To make mDNS work for both wired and wireless devices in a single VLAN, try to disable mDNS Snooping on your APs since it interferes in the mDNS workings. Make also sure you do not block mDNS traffic in any way. Then, if your VLAN configuration is OK, mDNS should work in each VLAN separately for any device that supports it without making any special configuration changes. mDNS is a zero-configuration service and the term zero-configuration can be taken to it literally in a single VLAN.

To make mDNS work across different VLANs, you can configure mDNS on either UDM or APs. mDNS on UDM will serve both wired or wireless devices since it acts as a mDNS reflector/repeater. mDNS on APs will serve only wireless devices since it acts as a mDNS gateway for wireless devices.

Kris K

Hi Kris K,

the mDNS snooping was enabled after spotting that nothing worked.
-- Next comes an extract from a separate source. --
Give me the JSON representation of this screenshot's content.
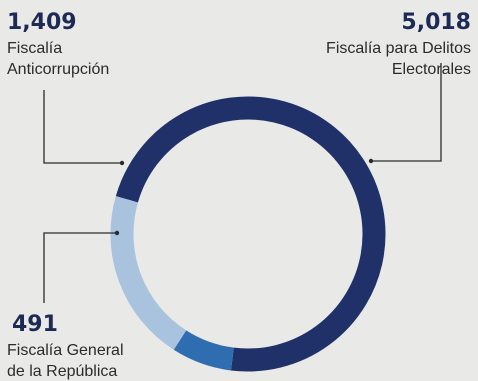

I will try disabling it again, and factory resetting the switch see if it helps. Thanks for the advice.

Best regards,

peter wan 

hi Kris K,

so I have continued my troubleshooting a few hours earlier today. I have continued to disable, STP, bonjour advertisement and Qos and nothing helped. so I moved to configure all the trunk port to become a general port (which is a trunk port encapsulated with "more fully" dot1q), and non of these helped. its getting so weird that I simply moved the 2 AP from the switch to 2 port with CPU link on the UDM, and their mdns flooded the entire switch. then I went ahead and configured port 13, 14 as the new general ports for my aps and the mdns now works perfectly. so I went ahead and disabled the Dos protection on the 2 ap port. and apparently the switch thinks mDNS traffics are DOS attacks. after disabling the DOS protection, everything works now. I have revised the log, and clearly, same as before, the suppressed traffic was not reported in the log file. thanks for all the help along the way! 

Best Regards,

Peter Wan 

KJK99
Level 3
Level 3

I'm glad to learn that you have resolved that issue. Cheers!